Una domanda interessante è il ruolo dell'opinione pubblica in tutte queste dimissioni. Il grafico sopra esamina le valutazioni di approvazione per i sei primi ministri che non si sono dimessi subito dopo una sconfitta elettorale. Non include coloro che hanno perso un'elezione poiché questo è un chiaro segnale che l'elettorato ha rifiutato un leader.

Il grafico mostra i tassi di approvazione per questi sei primi ministri nel mese in cui si sono dimessi più l'attuale tasso di approvazione per Johnson. Chiaramente, Churchill era molto popolare quando si dimise nell'aprile 1955, quindi il suo fu un vero caso di malattia che portò al pensionamento. Eden, Macmillan e Wilson avevano tutti valutazioni rispettabili e Blair era meno popolare, sebbene raggiungesse comunque un indice di gradimento del 35%.
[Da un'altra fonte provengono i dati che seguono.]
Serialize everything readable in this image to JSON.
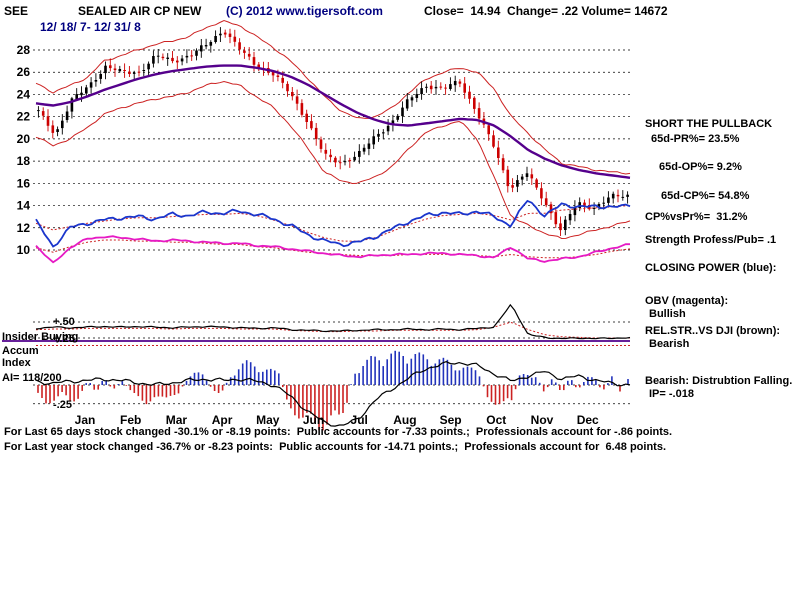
{
  "header": {
    "corner": "SEE",
    "title": "SEALED AIR CP NEW",
    "copyright": "(C) 2012 www.tigersoft.com",
    "stats": "Close=  14.94  Change= .22 Volume= 14672",
    "date_range": "12/ 18/ 7- 12/ 31/ 8"
  },
  "right_panel": {
    "call": "SHORT THE PULLBACK",
    "pr": "65d-PR%= 23.5%",
    "op": "65d-OP%= 9.2%",
    "cp": "65d-CP%= 54.8%",
    "cpvspr": "CP%vsPr%=  31.2%",
    "strength": "Strength Profess/Pub= .1",
    "closing_power": "CLOSING POWER (blue):",
    "obv_label": "OBV (magenta):",
    "obv_status": "Bullish",
    "rs_label": "REL.STR..VS DJI (brown):",
    "rs_status": "Bearish",
    "bearish_line": "Bearish: Distrubtion Falling.",
    "ip": "IP= -.018"
  },
  "left_labels": {
    "plus50": "+.50",
    "insider": "Insider Buying",
    "plus25": "+.25",
    "accum": "Accum",
    "index": "Index",
    "ai": "AI= 118/200",
    "minus25": "-.25"
  },
  "footer": {
    "line1": "For Last 65 days stock changed -30.1% or -8.19 points:  Public accounts for -7.33 points.;  Professionals account for -.86 points.",
    "line2": "For Last year stock changed -36.7% or -8.23 points:  Public accounts for -14.71 points.;  Professionals account for  6.48 points."
  },
  "chart_data": {
    "type": "line",
    "components": [
      "candlestick-price",
      "band-lines",
      "moving-average",
      "closing-power-line",
      "obv-line",
      "professionals-line",
      "accumulation-histogram"
    ],
    "title": "SEALED AIR CP NEW",
    "x_categories": [
      "Jan",
      "Feb",
      "Mar",
      "Apr",
      "May",
      "Jun",
      "Jul",
      "Aug",
      "Sep",
      "Oct",
      "Nov",
      "Dec"
    ],
    "price_axis": {
      "ticks": [
        28,
        26,
        24,
        22,
        20,
        18,
        16,
        14,
        12,
        10
      ],
      "ylim": [
        8.5,
        31.5
      ]
    },
    "sub_axis": {
      "ticks": [
        0.5,
        0.25,
        -0.25
      ]
    },
    "series": {
      "price_close": {
        "name": "daily price (OHLC)",
        "color": "#000000",
        "down_color": "#cc0000",
        "values": [
          22.5,
          20.4,
          23.5,
          24.8,
          26.5,
          26.0,
          26.0,
          27.5,
          27.0,
          27.5,
          28.5,
          29.8,
          28.0,
          26.5,
          25.8,
          24.0,
          21.5,
          18.5,
          17.8,
          18.6,
          20.2,
          21.5,
          23.5,
          24.8,
          24.5,
          25.2,
          22.5,
          19.5,
          15.5,
          17.0,
          14.5,
          11.8,
          14.2,
          13.8,
          14.8,
          14.9
        ]
      },
      "upper_band": {
        "name": "upper band",
        "color": "#cc2222",
        "values": [
          25.0,
          24.2,
          24.8,
          25.5,
          27.0,
          27.5,
          28.0,
          28.5,
          28.8,
          29.2,
          30.0,
          30.6,
          30.2,
          29.2,
          28.2,
          27.0,
          25.5,
          23.8,
          22.5,
          21.8,
          22.0,
          22.8,
          24.2,
          25.4,
          26.0,
          26.4,
          26.0,
          24.5,
          22.0,
          20.5,
          19.0,
          17.8,
          17.5,
          17.2,
          17.0,
          16.9
        ]
      },
      "lower_band": {
        "name": "lower band",
        "color": "#cc2222",
        "values": [
          20.2,
          19.4,
          20.0,
          21.0,
          22.2,
          22.8,
          23.2,
          23.6,
          23.8,
          24.2,
          24.8,
          25.2,
          24.8,
          23.8,
          22.8,
          21.2,
          19.2,
          17.0,
          16.2,
          16.0,
          16.6,
          17.5,
          19.2,
          20.6,
          21.2,
          21.6,
          20.0,
          16.5,
          13.0,
          12.2,
          11.5,
          11.0,
          11.4,
          11.8,
          12.2,
          12.6
        ]
      },
      "ma": {
        "name": "long moving average",
        "color": "#55008c",
        "values": [
          23.2,
          23.0,
          23.3,
          23.8,
          24.4,
          24.9,
          25.4,
          25.8,
          26.1,
          26.3,
          26.5,
          26.6,
          26.6,
          26.4,
          26.1,
          25.6,
          24.9,
          24.0,
          23.1,
          22.3,
          21.7,
          21.3,
          21.2,
          21.4,
          21.6,
          21.8,
          21.7,
          21.2,
          20.2,
          19.0,
          18.2,
          17.6,
          17.2,
          16.9,
          16.7,
          16.5
        ]
      },
      "closing_power": {
        "name": "closing power",
        "color": "#1a35cc",
        "values": [
          12.6,
          10.3,
          12.0,
          12.4,
          12.7,
          12.9,
          13.0,
          12.8,
          13.2,
          13.1,
          13.4,
          13.3,
          13.5,
          13.2,
          12.8,
          12.2,
          11.4,
          10.8,
          10.5,
          10.7,
          11.2,
          11.9,
          12.6,
          13.1,
          13.4,
          13.2,
          13.5,
          13.0,
          12.2,
          14.6,
          13.0,
          14.2,
          13.8,
          14.0,
          13.8,
          14.1
        ]
      },
      "cp_dotted": {
        "name": "closing power ma (dotted)",
        "color": "#cc2222",
        "values": [
          12.4,
          11.8,
          12.1,
          12.4,
          12.6,
          12.8,
          12.9,
          12.9,
          13.0,
          13.1,
          13.2,
          13.2,
          13.3,
          13.1,
          12.7,
          12.2,
          11.6,
          11.1,
          10.8,
          10.8,
          11.1,
          11.7,
          12.3,
          12.8,
          13.1,
          13.2,
          13.3,
          13.1,
          12.7,
          13.3,
          13.3,
          13.6,
          13.7,
          13.8,
          13.9,
          14.0
        ]
      },
      "obv": {
        "name": "OBV",
        "color": "#e61ac4",
        "values": [
          10.4,
          8.8,
          10.2,
          11.0,
          11.2,
          11.1,
          11.0,
          10.8,
          10.9,
          10.8,
          10.7,
          10.6,
          10.6,
          10.4,
          10.3,
          10.1,
          9.9,
          9.7,
          9.5,
          9.4,
          9.5,
          9.6,
          9.6,
          9.7,
          9.7,
          9.6,
          9.5,
          9.3,
          10.3,
          9.2,
          9.0,
          9.2,
          9.4,
          9.8,
          10.2,
          10.5
        ]
      },
      "obv_dotted": {
        "name": "OBV ma (dotted)",
        "color": "#cc2222",
        "values": [
          10.2,
          9.8,
          10.3,
          10.7,
          10.9,
          10.9,
          10.8,
          10.8,
          10.7,
          10.7,
          10.6,
          10.5,
          10.5,
          10.3,
          10.2,
          10.0,
          9.8,
          9.7,
          9.6,
          9.5,
          9.5,
          9.5,
          9.6,
          9.6,
          9.6,
          9.6,
          9.5,
          9.4,
          9.6,
          9.4,
          9.3,
          9.3,
          9.4,
          9.6,
          9.9,
          10.1
        ]
      },
      "professionals": {
        "name": "professional buying",
        "color": "#000000",
        "values": [
          0.4,
          0.42,
          0.41,
          0.42,
          0.43,
          0.42,
          0.43,
          0.42,
          0.41,
          0.42,
          0.43,
          0.42,
          0.41,
          0.4,
          0.41,
          0.38,
          0.37,
          0.36,
          0.36,
          0.37,
          0.38,
          0.38,
          0.39,
          0.38,
          0.39,
          0.38,
          0.4,
          0.42,
          0.78,
          0.3,
          0.26,
          0.24,
          0.25,
          0.24,
          0.25,
          0.25
        ]
      },
      "prof_dotted": {
        "name": "professional buying ma (dotted)",
        "color": "#cc2222",
        "values": [
          0.38,
          0.39,
          0.39,
          0.4,
          0.4,
          0.4,
          0.4,
          0.4,
          0.39,
          0.4,
          0.4,
          0.4,
          0.39,
          0.39,
          0.39,
          0.37,
          0.36,
          0.35,
          0.35,
          0.36,
          0.36,
          0.37,
          0.37,
          0.37,
          0.37,
          0.37,
          0.38,
          0.42,
          0.5,
          0.38,
          0.3,
          0.27,
          0.26,
          0.25,
          0.25,
          0.25
        ]
      },
      "accum_line": {
        "name": "accumulation index line",
        "color": "#000000",
        "values": [
          0.05,
          0.02,
          0.05,
          0.06,
          0.08,
          0.06,
          0.03,
          0.0,
          0.03,
          0.06,
          0.08,
          0.06,
          0.08,
          0.05,
          0.0,
          -0.15,
          -0.35,
          -0.5,
          -0.55,
          -0.45,
          -0.2,
          -0.05,
          0.1,
          0.22,
          0.28,
          0.3,
          0.26,
          0.15,
          0.05,
          0.12,
          0.18,
          0.08,
          0.12,
          0.06,
          0.02,
          0.0
        ]
      }
    },
    "histogram": {
      "name": "Tiger Accumulation Index bars",
      "pos_color": "#2233bb",
      "neg_color": "#cc2222",
      "values": [
        -0.15,
        -0.22,
        -0.18,
        -0.12,
        -0.2,
        -0.15,
        0.08,
        -0.1,
        0.1,
        -0.08,
        0.06,
        -0.05,
        -0.18,
        -0.22,
        -0.15,
        -0.2,
        -0.12,
        -0.1,
        0.1,
        0.15,
        0.12,
        -0.08,
        -0.1,
        0.08,
        0.22,
        0.28,
        0.25,
        0.2,
        0.18,
        0.15,
        -0.25,
        -0.35,
        -0.42,
        -0.48,
        -0.52,
        -0.48,
        -0.42,
        -0.28,
        0.15,
        0.25,
        0.32,
        0.35,
        0.36,
        0.38,
        0.4,
        0.38,
        0.36,
        0.34,
        0.32,
        0.3,
        0.25,
        0.22,
        0.2,
        0.18,
        -0.15,
        -0.22,
        -0.25,
        -0.2,
        0.12,
        0.15,
        0.1,
        -0.1,
        0.12,
        -0.12,
        0.1,
        -0.08,
        0.1,
        0.08,
        -0.1,
        0.12,
        -0.08,
        0.1
      ]
    },
    "baseline_color": "#50008c"
  }
}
I grandi protagonisti sono Thatcher e Johnson. Tuttavia, c'è una differenza importante tra loro. Sia la Thatcher che il partito conservatore erano molto impopolari al momento in cui si è dimessa, con il partito che si trovava ben dietro ai laburisti nelle intenzioni di voto. Attualmente, le valutazioni di Johnson sono molto peggiori di quelle del suo partito. Secondo a Sondaggio YouGov pubblicato poco prima di Natale, i conservatori erano solo 6 punti percentuali dietro i laburisti nelle intenzioni di voto.

È probabile che le cose cambino nel prossimo futuro poiché i problemi politici del primo ministro trascinano il suo partito nelle urne. Ciò significa che c'è una chiara via d'uscita dal problema per i parlamentari conservatori, vale a dire rimuovere Johnson e sperare in una ripresa delle urne eleggendo un nuovo leader. Il partito lo fece con successo nel 1990 quando licenziò la Thatcher, così molti penseranno che ci sono buone possibilità di ripetere l'esercizio questa volta.The Conversation

Circa l'autore

Paul Whiteley, professore, dipartimento del governo, Università di Essex

Questo articolo è ripubblicato da The Conversation sotto una licenza Creative Commons. Leggi il articolo originale.